Presby Moderator accuses politicians of bribery

Rt. Rev. Prof. Emmanuel Martey addressing the conference.

Rt. Rev. Prof. Emmanuel Martey addressing the conference.

The Reverend Professor Emmanuel Martey, outgoing Moderator of the Presbyterian Church of Ghana (PCG), has accused politicians of attempting to gag him with bribes.

He claims that he was offered a bribe of 100,000 dollars, a 4×4 vehicle and a house at Trassco Estates, to refrain from expressing his views on matters affecting the nation.

Since he rejected the offer, he says he has been receiving threatening text messages, and calls.

Addressing a press conference in Accra yesterday, the outspoken man of God said he would have unleashed big dogs on the alleged bribe givers, if he had any, to serve as a deterrent.

When The Ghanaian Times approached him later to substantiate the allegations, Rev. Prof. Martey declined to disclose the names of those who attempted to bribe him, neither would he state when the offer was made.

He said the Bible enjoined him to speak on societal ills and he would not keep mute while “thieves and babies with sharp teeth” attempted to run him down for speaking the truth.

“The truth hurts, but we must speak the truth and the truth shall set you free,” he stated.

The Rev. Prof. Martey said he would continue to criticise the government and demand accountability from its leadership, because he is a Ghanaian and  tax payer, adding that he would have done same to the New Patriotic Party(NPP) if he had “been in existence as the Moderator at the time the NPP was in office”.

He said the Presbyterian Church of Ghana had worked with different governments, and was currently working with the governing NDC in education and health, but that would not stop him from commenting on “the rot in the system”.

He said Ghana was moving in “a reverse gear” because of the powerlessness of civil society, stressing that change would not happen if civil society was not actively involved in the governance process.

Commenting on allegations that he is a member of the NPP, the Presbyterian Moderator said the very opposite is true.

“Reverend Martey is more complex than you can imagine. How can a full Professor sell his conscience to one political party?” he asked.

He said the church served as the vanguard of spiritual and physical transformation of the nation, based on mutual respect and tolerance, and its position on the myriad issues should not be misconstrued by politicians.

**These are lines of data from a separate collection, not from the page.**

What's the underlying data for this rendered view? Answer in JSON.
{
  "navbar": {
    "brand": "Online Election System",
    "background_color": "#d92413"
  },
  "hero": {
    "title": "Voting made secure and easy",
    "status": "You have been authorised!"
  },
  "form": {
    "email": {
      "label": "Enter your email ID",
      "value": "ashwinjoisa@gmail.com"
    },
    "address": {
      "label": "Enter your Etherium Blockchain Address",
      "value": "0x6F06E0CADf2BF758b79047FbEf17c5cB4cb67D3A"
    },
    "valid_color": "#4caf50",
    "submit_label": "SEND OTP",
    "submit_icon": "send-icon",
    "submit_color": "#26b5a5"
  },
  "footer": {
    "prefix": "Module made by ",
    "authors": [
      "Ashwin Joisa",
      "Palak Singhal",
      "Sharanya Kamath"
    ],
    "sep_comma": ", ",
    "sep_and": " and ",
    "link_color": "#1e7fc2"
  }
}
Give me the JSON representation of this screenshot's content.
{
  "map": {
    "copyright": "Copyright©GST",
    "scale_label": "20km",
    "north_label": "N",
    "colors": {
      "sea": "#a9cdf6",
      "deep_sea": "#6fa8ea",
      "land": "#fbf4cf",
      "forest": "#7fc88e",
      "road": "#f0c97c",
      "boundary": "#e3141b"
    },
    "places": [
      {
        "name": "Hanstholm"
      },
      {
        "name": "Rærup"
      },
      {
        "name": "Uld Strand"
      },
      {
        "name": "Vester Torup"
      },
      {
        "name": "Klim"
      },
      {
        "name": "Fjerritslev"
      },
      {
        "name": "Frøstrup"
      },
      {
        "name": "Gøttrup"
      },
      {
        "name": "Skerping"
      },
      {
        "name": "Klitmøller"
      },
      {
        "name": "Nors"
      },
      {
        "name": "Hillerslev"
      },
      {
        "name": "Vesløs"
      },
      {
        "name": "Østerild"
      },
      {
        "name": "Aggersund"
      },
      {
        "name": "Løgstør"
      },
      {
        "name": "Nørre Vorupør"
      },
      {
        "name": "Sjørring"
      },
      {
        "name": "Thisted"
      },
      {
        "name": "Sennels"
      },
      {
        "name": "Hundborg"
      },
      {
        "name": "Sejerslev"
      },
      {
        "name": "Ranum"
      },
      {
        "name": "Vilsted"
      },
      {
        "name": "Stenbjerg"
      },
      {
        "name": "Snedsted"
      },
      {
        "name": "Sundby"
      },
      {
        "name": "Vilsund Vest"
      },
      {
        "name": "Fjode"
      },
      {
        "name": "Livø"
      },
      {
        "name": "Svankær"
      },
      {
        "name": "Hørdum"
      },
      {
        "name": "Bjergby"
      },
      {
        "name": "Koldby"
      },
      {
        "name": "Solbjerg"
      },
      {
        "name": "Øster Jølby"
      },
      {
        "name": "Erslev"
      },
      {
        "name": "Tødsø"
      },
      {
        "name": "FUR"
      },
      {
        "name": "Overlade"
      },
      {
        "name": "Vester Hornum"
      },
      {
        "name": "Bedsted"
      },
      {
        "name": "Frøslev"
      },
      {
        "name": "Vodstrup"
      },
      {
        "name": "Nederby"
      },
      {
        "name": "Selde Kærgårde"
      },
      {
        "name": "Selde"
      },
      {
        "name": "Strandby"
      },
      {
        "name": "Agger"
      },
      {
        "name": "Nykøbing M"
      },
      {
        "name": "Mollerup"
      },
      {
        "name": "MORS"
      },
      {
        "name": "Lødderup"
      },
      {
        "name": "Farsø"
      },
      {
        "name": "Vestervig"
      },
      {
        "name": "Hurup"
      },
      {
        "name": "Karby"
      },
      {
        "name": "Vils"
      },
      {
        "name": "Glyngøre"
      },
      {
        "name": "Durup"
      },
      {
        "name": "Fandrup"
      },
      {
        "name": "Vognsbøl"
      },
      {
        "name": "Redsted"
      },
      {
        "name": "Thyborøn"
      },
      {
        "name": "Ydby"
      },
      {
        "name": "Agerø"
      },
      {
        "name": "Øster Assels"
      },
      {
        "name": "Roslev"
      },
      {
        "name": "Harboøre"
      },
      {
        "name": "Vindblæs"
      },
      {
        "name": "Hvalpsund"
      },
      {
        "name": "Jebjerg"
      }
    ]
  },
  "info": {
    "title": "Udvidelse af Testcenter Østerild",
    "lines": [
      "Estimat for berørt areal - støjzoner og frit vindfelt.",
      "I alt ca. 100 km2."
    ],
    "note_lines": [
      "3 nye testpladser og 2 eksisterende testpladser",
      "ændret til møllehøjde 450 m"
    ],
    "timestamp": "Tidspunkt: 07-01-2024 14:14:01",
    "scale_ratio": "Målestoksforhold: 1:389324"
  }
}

“The transformation we seek for this nation must be one devoid of hatred and strife. It must promote mutual respect and tolerance towards making service to the nation a noble cause, rather than a means to acquire illegal wealth,” he said.

The Moderator, appealed to other faith-based organisations to help offer strong and purposeful leadership to rid the country of corruption, apathy and mediocrity.

He applauded the Electoral Commission (EC), the government and the political parties for their efforts at advancing the cause of democracy but cautioned the EC to tread cautiously on all matters relating to the December 7 elections.

“We must note that since elections are fundamental building blocks of democracy, free and fair elections are central to the legitimacy of democratic governance. We, therefore, wish to advice the EC to perform to the satisfaction of all stakeholders,” he said.

On partisan politics and the role of the media in the upcoming elections, the Reverend Prof. Martey cautioned against the use of intemperate language and emphasised the need for the media to be decorous and circumspect.

Touching on occultism in schools, the PCG Moderator called on the Ghana Education Service and Christian organisations to draw a “serious code of ethics and practices that would serve as a way of curbing religious excesses and ensuring commitment to positive practices”.

On examination malpractices, he said although there was no reported incidence of examination malpractice at the Basic Education Certificate Examination, reports of the cancellation of the West Africa Senior Schools’ Certificate Examination gave cause for concern.

To forestall such practices, Prof. Martey suggested the involvement of the parent-teacher  in policy formulation, enhanced teacher motivation, severe punishment for culprits and cancellation of the ‘league table for schools’.